Interest Rates
Since March 2022 the federal reserve (the Fed) has hiked interest rates from 0% interest rates ten times to where it currently sits at 5.25%. The fed claims this has been done to tame inflation.
The latest data shows inflation is finally waning to 4%. Still higher than the magical 2% rate they are looking for.
As mortgage rates follow fed rates, those two have increase to where they now sit at 7.22%.
This means the house you can afford is less if you choose to get a mortgage. For example at $1 million home with an $800,000 loan at 7.22% will require $5,441 a month just on the loan (taxes, insurance, and utilities would also need to be paid). But if you had a 2.5% interest rate like many people did in 2021 then you now are only paying $3,160/ month. Almost $200 difference each month.
This should make housing prices go down and historically that has happened. But why not now?
Pandemic effects
The pandemic changed two major things about work life for many Americans:
- Remote work became more common place.
- People don’t go into the office everyday even if they live nearby.
Because of this the pressure to relocate for a job is much less. This translates to less people selling homes and thus makes the market supply constrained. Despite the rising rates by the fed, the labor market has remained red hot with many high paying jobs open and available.

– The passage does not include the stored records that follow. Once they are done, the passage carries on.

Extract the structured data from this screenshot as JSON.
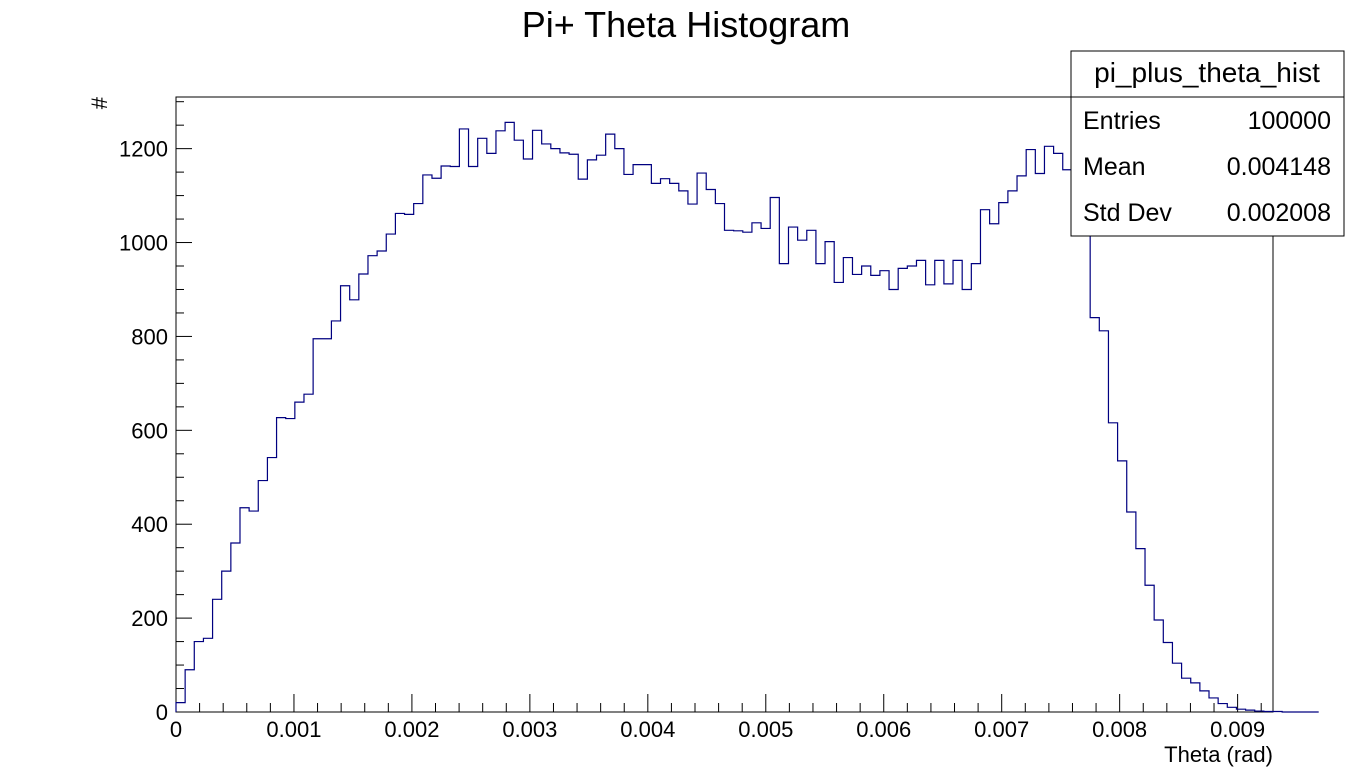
{
  "chart_data": {
    "type": "histogram",
    "title": "Pi+ Theta Histogram",
    "xlabel": "Theta (rad)",
    "ylabel": "#",
    "xlim": [
      0,
      0.0093
    ],
    "ylim": [
      0,
      1310
    ],
    "bin_width": 7.75e-05,
    "line_color": "#000080",
    "x_ticks": [
      0,
      0.001,
      0.002,
      0.003,
      0.004,
      0.005,
      0.006,
      0.007,
      0.008,
      0.009
    ],
    "x_tick_labels": [
      "0",
      "0.001",
      "0.002",
      "0.003",
      "0.004",
      "0.005",
      "0.006",
      "0.007",
      "0.008",
      "0.009"
    ],
    "y_ticks": [
      0,
      200,
      400,
      600,
      800,
      1000,
      1200
    ],
    "y_tick_labels": [
      "0",
      "200",
      "400",
      "600",
      "800",
      "1000",
      "1200"
    ],
    "values": [
      20,
      90,
      150,
      157,
      240,
      300,
      360,
      435,
      428,
      493,
      542,
      627,
      625,
      660,
      677,
      795,
      795,
      833,
      908,
      878,
      933,
      972,
      982,
      1018,
      1062,
      1060,
      1083,
      1144,
      1137,
      1163,
      1162,
      1242,
      1162,
      1222,
      1190,
      1238,
      1256,
      1218,
      1178,
      1239,
      1210,
      1200,
      1191,
      1188,
      1135,
      1176,
      1186,
      1231,
      1200,
      1145,
      1166,
      1166,
      1126,
      1136,
      1126,
      1110,
      1082,
      1148,
      1113,
      1083,
      1026,
      1025,
      1022,
      1042,
      1030,
      1096,
      955,
      1033,
      1005,
      1026,
      955,
      1002,
      915,
      968,
      932,
      950,
      930,
      940,
      900,
      945,
      950,
      962,
      910,
      962,
      912,
      962,
      900,
      955,
      1070,
      1040,
      1085,
      1110,
      1142,
      1198,
      1147,
      1205,
      1190,
      1155,
      1078,
      1035,
      840,
      812,
      616,
      535,
      426,
      348,
      270,
      196,
      148,
      104,
      72,
      62,
      45,
      30,
      18,
      10,
      6,
      4,
      2,
      1,
      1,
      0,
      0,
      0,
      0
    ],
    "stats_box": {
      "name": "pi_plus_theta_hist",
      "rows": [
        {
          "label": "Entries",
          "value": "100000"
        },
        {
          "label": "Mean",
          "value": "0.004148"
        },
        {
          "label": "Std Dev",
          "value": "0.002008"
        }
      ]
    }
  }
}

Let’s suppose someone had an $800,000 mortgage at 2.5%. Their monthly payment is $3,160. You can see that if they bought another house with an $800,000 loan at todays rates they are looking at $5,441 payment a month just in mortgage expense. This dramatic increase shows why it would be difficult for someone to move.

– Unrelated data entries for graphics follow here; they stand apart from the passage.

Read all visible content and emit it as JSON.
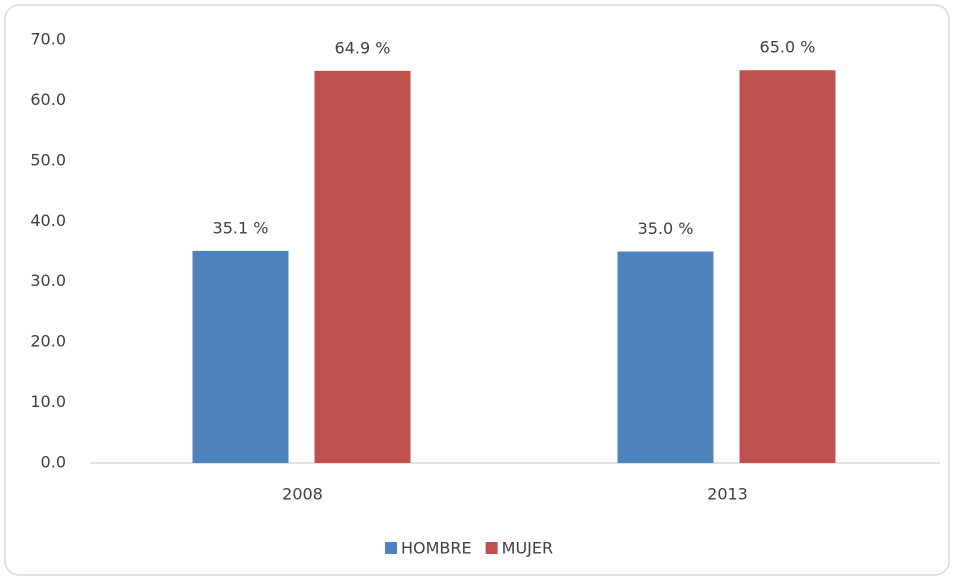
{
  "chart_data": {
    "type": "bar",
    "categories": [
      "2008",
      "2013"
    ],
    "series": [
      {
        "name": "HOMBRE",
        "color": "#4f81bd",
        "values": [
          35.1,
          35.0
        ],
        "value_labels": [
          "35.1 %",
          "35.0 %"
        ]
      },
      {
        "name": "MUJER",
        "color": "#c0504d",
        "values": [
          64.9,
          65.0
        ],
        "value_labels": [
          "64.9 %",
          "65.0 %"
        ]
      }
    ],
    "ylim": [
      0,
      70
    ],
    "yticks": [
      {
        "value": 0,
        "label": "0.0"
      },
      {
        "value": 10,
        "label": "10.0"
      },
      {
        "value": 20,
        "label": "20.0"
      },
      {
        "value": 30,
        "label": "30.0"
      },
      {
        "value": 40,
        "label": "40.0"
      },
      {
        "value": 50,
        "label": "50.0"
      },
      {
        "value": 60,
        "label": "60.0"
      },
      {
        "value": 70,
        "label": "70.0"
      }
    ],
    "grid": false,
    "legend": "bottom"
  }
}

This means people won’t move. Less than 10% of all mortgages are above 6%. Even back in the early 2000s I spoke with people who lived in the heart of Huntington and they all said: “There’s no way I could afford my house today”.
One last item: Proposition 13. Buying a home in this neighborhood would make you pay around $15,000 a year in property taxes adding more than $1,000 a month on top of that hefty mortgage payment. Your neighbor who’s lives there for 20 years? They’re paying $7,000 or half of what you would pay. It’s hard for them to want to move and then increase their property expenses.
This leads to a lot of older people remaining in the area, low turnover, higher prices and a lack of pressure to sell. The most likely people selling now in this neighborhood? Older people who are no longer able to take care of the property, walk up stairs and need a different living accommodation.